Yukarıdaki cümlelerden anladığımız AK Parti ve MHP, yani Cumhur ittifakı bir uzlaşma zemininden, ziyade devletin imkanlarını pay etme üzerine kurulduğu sonucunu çıkarmak pekala mümkündür.

Siyasetin başarısı, oluşturduğu toplumsal mutabakatın gücü nispetinde değerlidir. Bugünkü antidemokratik uygulamalar uzlaşma anlayışı ve düşüncenin yerleşik hayatta vücut bulmamasından kaynaklanmaktadır.
Nede olsa siyaset tek bir parametre üstüne oturmuyor. Muhalefet partilerinin yeni anayasa değişiklik önerisi Türkiye siyasetinin, düşünce ve zihniyet dünyasında ciddi mihenk taşı oluşturacağı kanaatindeyim. Demokratik bir anayasa tekamül edildiğinde, ülkede önce ferah sonrada refah iklimi boy gösterecektir.

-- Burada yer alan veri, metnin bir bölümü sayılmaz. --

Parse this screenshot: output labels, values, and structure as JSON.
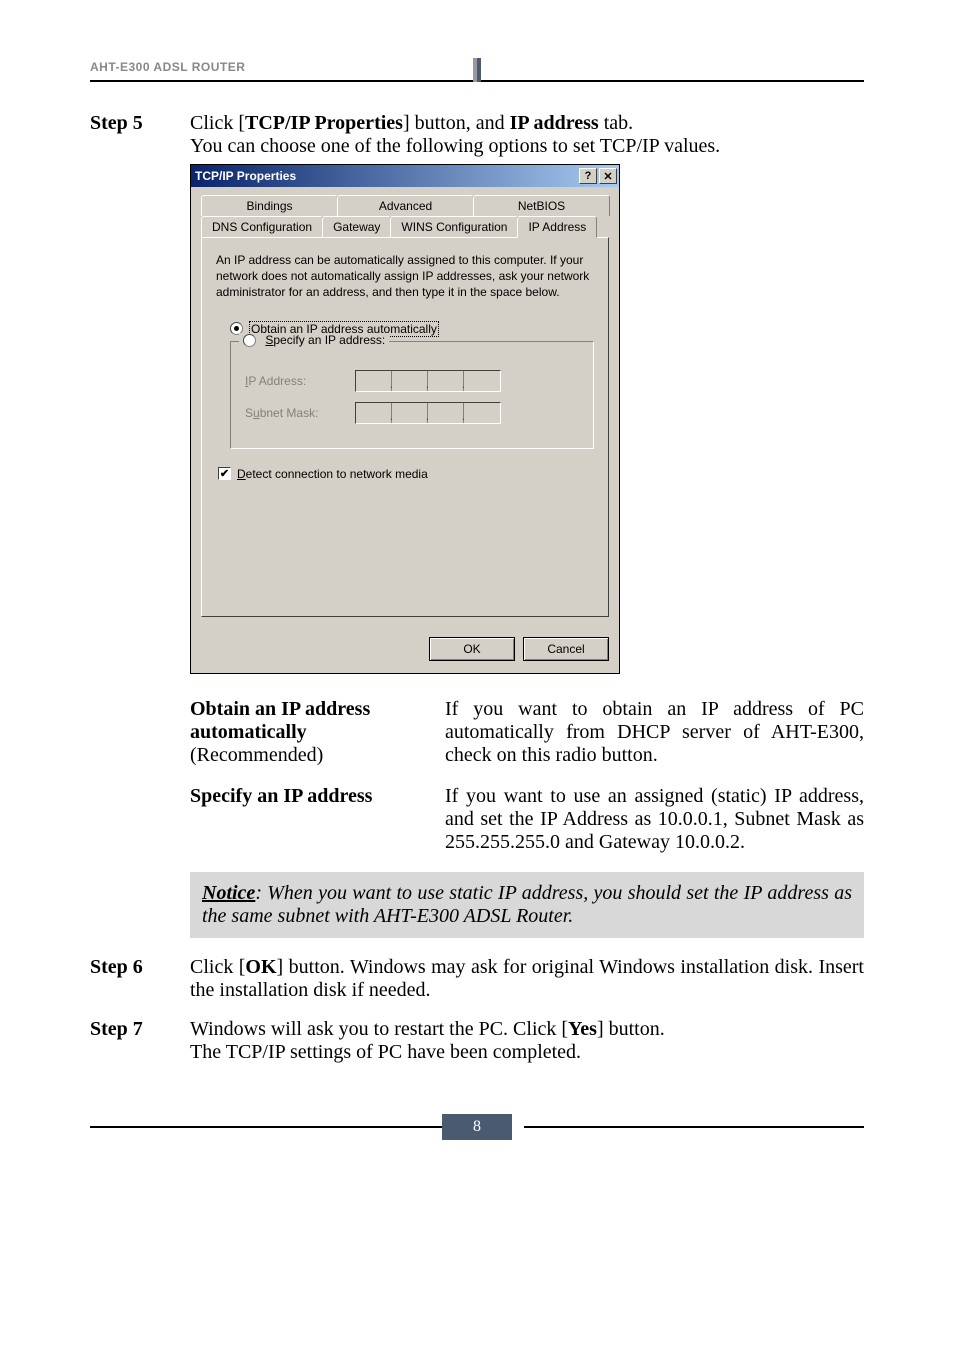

Demokrasisi, kurumları ve kuralları güçlü bir ülke inşa etmenin yolu çoğulcu demokratik ve uzlaşma kültürüne dayalı bir anayasa ile mümkün olacaktır. Buna mukabil demokrasinin güçlü bir biçimde yerleşmesi ve oluşması için sosyal ve sendikal haklarında güçlü olması icap eder.

Seçmen tercihini “sadece” sistem tartışması üzerinden yapmayacaktır. Ancak şunu da belirtmekte fayda görüyorum ekonomik krizin birinci sebebinin yanlış ve kişiye göre kurgulanmış sistemden kaynaklandığı gün gibi ortadadır.

Altılı masanın heyecan ve siyaset eksikliği eleştirilse de, uzlaşma bakımından toplumun farklı kesimleri için bir parantez açmış olduğu kanaatini taşıyanlardanım. Altı siyasi partinin bir zeminde ortaklaşması demokratik kültür adına umut vericidir.

İçerik olarak bakıldığında eksikliklerden söz etmek elbette mümkündür. Nitekim metin, üzerinde uzlaşma sağlanan konuları kapsamaktadır. Üzerinde uzlaşmaya varılamayan konulara yer verilmemiştir. Bunu da siyasetin bir cilvesi olarak telakki etmek lazım.

Mesela: Kürt meselesi ve çözümüne dair hususlar, Vatandaşlık tanımı, anadilde eğitim, Alevi meselesi, sosyal ve sendikal haklar ve Türkiye’nin idari yapılanması gibi hususlara ilişkin bir gönderme göze çarpmıyor. Tahminimce bunun temel sebebi altılı masanın paydaşı milliyetçi bir partinin mesafeli duruşunun sonucudur. Demokrasinin temel fazileti kutuplaşma ve kamplaşma serüvenine kapı aralamamaktır.